Susan Ramlet (11:57.4)


Susan Ramlet (12:08.696)
That’s true.

Kelly (12:11.662)
I do. I’m fascinated with how people in your world deal with the the multiple ranges of users that end up at a website. You know, you have in a Medtronic, you might have a doctor, you have salespeople, you have people with heart conditions that are coming from all walks of life. You know how how you’re able to create something that appeals and is intuitive and usable.

Susan Ramlet (12:30.712)

Kelly (12:40.878)
for that wide range of people just to me seems like it has to be a pretty monumental kind of task. Maybe it’s just simplifying it and making it as logical as possible and you hit the 90 % or the 98%.

Susan Ramlet (12:44.12)

Susan Ramlet (12:53.912)
Yeah, there’s definitely some of that. I mean, one of the analogies that we like to use is it’s a lot like designing a home. So an architect is going to come to your home, hopefully, and consult with you and say, what do you like? What do you want? What are you looking for? Big house? How many bedrooms, et cetera? And then they’re going to look around your space, hopefully, and say, you cook a lot. You have a lot of pans, but not enough room for them. Maybe we need to give you a bigger kitchen. What are your priorities? Are you going to have kids? Do you have pets?

So understanding the needs and expectations before they go away and start sketching stuff. And they’re going to just sketch stuff and go, how’s this? OK, now let’s change. OK, how’s this? And that’s cheap. You can change designs in that sense all you want, and it’s fairly cheap when you’re doing it on paper. Once you’ve built something, it’s really hard to change it. So doing that due diligence up front of understanding, and then at some point, they create a blueprint. And basically, that’s like,

Let’s make sure that the bathroom door doesn’t open into the toilet. Let’s make sure that the room flow makes sense to people. And let’s do that on paper before we actually build anything on the construction site. And so that’s a lot of really what we do, but with technology. We go through those stages of understanding the users, doing sketches, doing some blueprinting, making sure that the flow of information and, like you say, the findability of things, intuitive navigation, that I don’t get stuck in a dead end.

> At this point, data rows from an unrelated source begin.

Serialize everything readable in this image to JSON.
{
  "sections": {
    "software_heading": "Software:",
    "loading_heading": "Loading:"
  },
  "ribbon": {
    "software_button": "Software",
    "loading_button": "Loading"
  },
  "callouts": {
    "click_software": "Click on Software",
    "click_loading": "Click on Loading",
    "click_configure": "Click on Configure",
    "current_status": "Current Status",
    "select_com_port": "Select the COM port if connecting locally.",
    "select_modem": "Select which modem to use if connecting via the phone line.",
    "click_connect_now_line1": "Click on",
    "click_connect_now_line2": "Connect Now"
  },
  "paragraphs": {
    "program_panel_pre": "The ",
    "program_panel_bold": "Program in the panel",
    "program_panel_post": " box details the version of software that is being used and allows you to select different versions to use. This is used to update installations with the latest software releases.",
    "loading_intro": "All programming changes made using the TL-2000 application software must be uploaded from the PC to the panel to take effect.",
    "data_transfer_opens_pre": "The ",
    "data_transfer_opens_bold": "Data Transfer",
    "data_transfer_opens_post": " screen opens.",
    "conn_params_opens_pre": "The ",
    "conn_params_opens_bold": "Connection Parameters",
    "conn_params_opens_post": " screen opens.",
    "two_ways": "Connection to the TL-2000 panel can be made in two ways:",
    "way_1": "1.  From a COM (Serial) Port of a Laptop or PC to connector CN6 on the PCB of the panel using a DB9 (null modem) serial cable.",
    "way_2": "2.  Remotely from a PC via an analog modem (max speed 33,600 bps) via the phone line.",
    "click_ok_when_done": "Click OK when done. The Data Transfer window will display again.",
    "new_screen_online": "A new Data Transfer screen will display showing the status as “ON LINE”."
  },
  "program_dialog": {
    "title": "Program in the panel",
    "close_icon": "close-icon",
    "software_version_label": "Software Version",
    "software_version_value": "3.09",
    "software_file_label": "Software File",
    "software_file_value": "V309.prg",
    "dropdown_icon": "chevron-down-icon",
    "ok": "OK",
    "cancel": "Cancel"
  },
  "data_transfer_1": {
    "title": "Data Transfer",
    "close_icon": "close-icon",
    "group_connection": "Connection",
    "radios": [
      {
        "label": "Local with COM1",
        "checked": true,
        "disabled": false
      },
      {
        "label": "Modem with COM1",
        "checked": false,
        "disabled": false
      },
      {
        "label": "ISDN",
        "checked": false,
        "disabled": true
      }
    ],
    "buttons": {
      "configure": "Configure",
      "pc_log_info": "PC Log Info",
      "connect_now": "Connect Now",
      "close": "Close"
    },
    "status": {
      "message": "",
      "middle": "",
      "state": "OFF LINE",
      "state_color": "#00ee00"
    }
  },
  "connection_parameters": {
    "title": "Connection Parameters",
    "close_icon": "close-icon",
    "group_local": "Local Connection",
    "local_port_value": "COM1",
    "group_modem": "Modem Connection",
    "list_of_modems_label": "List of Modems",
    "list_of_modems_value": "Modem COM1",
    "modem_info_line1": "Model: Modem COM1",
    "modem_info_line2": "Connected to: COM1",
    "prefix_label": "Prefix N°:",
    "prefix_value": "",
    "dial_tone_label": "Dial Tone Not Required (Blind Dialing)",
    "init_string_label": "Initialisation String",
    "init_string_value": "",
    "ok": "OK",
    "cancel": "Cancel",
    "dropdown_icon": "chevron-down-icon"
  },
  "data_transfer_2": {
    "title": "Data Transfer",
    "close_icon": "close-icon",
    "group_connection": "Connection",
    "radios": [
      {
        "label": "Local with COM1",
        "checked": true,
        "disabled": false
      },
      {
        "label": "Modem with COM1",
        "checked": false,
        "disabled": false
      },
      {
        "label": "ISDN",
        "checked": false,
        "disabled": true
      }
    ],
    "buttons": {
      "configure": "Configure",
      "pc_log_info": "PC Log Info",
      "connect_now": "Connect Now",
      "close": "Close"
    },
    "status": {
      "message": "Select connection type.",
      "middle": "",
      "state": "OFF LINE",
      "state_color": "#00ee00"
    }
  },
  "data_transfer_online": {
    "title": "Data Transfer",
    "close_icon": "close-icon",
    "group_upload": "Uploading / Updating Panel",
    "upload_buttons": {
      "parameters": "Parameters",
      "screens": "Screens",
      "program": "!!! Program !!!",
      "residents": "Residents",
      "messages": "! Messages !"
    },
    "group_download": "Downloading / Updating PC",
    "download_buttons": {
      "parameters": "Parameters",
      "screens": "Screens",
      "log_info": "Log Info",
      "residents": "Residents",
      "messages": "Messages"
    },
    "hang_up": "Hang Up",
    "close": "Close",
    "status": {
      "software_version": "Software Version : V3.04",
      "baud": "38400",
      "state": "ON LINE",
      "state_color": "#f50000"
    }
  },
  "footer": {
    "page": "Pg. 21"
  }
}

making sure that those things are in place. And then we can worry about what color the countertops are and what finishes we have on the handles and those kinds of things. Those are important. The aesthetics are important to the experience as well. I want to be delighted with the space I’m in. But if the door opens into the toilet, that’s a fundamental problem that we need to address before we worry about that kind of stuff. So it’s a very, very similar analogy.

Kelly (14:41.07)

Kelly (14:48.526)
Susan, I have lots of follow up questions. Our time is up for our 15 minute YouTube and all the other platforms time limits. Thank you very much for your time. For everyone else out there, you are watching the Vodcast.